I try to predict with a simplified KNN model using the caret package in R. It always gives the same error, even in the very simple reproducible example here:
library(caret)
set.seed(1)
#generate training dataset "a"
n = 10000
a = matrix(rnorm(n*8,sd=1000000),nrow = n)
y = round(runif(n))
a = cbind(y,a)
a = as.data.frame(a)
a[,1] = as.factor(a[,1])
colnames(a) = c("y",paste0("V",1:8))
#estimate simple KNN model
ctrl <- trainControl(method="none",repeats = 1)
knnFit <- train(y ~ ., data = a, method = "knn", trControl = ctrl, preProcess = c("center","scale"), tuneGrid = data.frame(k = 10))
#predict on the training dataset (=useless, but should work)

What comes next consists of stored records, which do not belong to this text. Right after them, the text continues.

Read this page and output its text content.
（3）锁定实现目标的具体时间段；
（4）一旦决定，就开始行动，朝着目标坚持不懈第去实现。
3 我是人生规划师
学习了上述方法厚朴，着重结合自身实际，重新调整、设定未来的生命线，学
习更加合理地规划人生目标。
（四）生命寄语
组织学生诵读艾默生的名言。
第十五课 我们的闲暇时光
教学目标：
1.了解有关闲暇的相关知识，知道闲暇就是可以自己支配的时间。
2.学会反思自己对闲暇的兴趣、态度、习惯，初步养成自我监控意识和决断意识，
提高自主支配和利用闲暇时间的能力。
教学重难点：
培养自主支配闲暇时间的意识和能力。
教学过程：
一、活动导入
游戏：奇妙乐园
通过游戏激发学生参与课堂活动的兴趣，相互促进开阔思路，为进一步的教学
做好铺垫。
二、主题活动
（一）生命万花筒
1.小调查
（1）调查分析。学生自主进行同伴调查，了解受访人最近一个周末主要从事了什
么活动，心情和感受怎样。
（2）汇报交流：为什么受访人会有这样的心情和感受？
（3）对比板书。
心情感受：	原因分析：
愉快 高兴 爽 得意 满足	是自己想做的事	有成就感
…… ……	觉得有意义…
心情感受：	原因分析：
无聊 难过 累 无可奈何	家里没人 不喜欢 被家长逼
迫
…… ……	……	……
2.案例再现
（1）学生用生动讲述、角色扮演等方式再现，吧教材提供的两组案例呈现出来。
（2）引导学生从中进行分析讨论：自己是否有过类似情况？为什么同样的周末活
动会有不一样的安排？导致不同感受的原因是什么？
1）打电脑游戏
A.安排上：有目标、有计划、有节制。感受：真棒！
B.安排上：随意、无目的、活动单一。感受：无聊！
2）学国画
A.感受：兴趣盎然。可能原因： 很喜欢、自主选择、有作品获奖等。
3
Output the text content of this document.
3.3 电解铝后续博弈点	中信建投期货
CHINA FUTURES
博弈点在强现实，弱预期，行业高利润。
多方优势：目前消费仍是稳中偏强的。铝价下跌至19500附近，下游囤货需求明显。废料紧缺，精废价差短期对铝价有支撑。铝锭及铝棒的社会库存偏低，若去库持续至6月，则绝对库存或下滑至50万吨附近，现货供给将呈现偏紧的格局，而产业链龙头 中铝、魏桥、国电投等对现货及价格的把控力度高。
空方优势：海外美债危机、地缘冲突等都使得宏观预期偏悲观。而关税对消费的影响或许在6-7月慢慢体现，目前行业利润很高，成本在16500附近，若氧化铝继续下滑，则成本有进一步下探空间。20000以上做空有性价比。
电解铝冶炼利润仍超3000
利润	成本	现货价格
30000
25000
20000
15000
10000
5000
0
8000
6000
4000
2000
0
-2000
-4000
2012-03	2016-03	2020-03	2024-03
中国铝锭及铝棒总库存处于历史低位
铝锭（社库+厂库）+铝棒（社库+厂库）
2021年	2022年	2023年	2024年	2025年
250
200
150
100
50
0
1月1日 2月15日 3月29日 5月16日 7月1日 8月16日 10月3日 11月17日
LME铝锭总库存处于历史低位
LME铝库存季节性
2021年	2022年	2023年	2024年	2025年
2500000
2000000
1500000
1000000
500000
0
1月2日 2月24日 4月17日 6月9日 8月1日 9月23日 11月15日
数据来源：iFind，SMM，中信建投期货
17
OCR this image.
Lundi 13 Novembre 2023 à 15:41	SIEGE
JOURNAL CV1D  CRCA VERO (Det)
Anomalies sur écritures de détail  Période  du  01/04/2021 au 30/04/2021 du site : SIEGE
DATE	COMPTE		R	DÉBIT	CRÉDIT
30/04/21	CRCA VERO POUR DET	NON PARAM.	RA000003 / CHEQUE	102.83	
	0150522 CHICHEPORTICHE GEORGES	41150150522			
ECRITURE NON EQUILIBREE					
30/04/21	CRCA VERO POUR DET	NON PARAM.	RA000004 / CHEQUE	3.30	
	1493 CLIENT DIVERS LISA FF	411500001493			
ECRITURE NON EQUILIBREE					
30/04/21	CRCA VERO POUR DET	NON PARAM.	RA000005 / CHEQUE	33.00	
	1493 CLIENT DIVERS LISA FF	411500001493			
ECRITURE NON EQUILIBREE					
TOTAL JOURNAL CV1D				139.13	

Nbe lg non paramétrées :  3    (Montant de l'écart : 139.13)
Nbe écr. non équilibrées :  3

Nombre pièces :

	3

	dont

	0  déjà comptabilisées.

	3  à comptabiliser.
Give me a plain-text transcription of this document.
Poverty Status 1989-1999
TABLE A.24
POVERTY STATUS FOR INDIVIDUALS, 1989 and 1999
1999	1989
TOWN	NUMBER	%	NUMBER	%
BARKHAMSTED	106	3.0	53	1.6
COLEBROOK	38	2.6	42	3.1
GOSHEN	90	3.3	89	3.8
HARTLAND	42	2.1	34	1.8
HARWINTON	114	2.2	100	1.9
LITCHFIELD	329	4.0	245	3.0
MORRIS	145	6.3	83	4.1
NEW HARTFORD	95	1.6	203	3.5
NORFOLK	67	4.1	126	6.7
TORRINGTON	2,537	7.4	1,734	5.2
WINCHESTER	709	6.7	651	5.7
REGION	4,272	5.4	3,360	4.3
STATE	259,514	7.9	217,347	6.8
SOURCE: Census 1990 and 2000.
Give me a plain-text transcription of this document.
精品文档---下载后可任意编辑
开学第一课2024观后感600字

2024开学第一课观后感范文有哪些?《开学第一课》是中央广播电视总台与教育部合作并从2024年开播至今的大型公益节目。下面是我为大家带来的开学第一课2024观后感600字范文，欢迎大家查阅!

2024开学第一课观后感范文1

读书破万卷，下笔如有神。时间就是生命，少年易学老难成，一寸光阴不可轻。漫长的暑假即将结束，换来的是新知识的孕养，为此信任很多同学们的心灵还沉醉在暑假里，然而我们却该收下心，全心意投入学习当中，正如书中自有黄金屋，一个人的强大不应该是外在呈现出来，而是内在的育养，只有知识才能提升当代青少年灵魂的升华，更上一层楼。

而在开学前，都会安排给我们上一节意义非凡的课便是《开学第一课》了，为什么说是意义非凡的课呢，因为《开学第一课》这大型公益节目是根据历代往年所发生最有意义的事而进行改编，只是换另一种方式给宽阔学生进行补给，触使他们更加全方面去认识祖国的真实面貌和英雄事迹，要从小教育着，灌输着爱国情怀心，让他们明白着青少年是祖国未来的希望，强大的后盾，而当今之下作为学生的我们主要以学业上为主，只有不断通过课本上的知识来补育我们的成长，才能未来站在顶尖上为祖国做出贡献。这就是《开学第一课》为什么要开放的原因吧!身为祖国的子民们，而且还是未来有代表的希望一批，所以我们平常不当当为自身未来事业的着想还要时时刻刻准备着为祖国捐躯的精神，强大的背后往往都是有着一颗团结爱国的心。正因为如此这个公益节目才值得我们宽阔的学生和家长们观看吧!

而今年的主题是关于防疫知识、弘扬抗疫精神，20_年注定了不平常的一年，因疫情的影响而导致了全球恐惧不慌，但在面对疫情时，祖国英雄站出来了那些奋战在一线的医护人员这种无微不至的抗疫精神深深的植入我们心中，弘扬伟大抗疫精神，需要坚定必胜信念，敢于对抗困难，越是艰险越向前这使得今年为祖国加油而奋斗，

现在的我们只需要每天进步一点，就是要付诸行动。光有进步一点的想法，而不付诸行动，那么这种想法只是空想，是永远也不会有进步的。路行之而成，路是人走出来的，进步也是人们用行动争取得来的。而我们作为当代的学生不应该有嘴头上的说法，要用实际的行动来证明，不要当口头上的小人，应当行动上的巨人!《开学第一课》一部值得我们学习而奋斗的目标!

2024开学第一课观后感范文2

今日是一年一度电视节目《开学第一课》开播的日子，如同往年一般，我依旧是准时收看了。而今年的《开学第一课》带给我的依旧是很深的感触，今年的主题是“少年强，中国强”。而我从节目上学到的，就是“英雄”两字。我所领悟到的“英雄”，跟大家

knnPredict <- predict(knnFit,newdata = a, type="prob")
This gives
Error in [.data.frame
(out, , obsLevels, drop = FALSE) :
undefined columns selected
Defining a more realistic test dataset "b" without the target variable y...
#generate test dataset
b = matrix(rnorm(n*8,sd=1000000),nrow = n)
b = as.data.frame(b)
colnames(b) = c(paste0("V",1:8))
#predict on the test datase
knnPredict <- predict(knnFit,newdata = b, type="prob")
gives the same error
Error in [.data.frame
(out, , obsLevels, drop = FALSE) :
undefined columns selected
I know that the columnames are important, but here they are identical. What is wrong here? Thanks!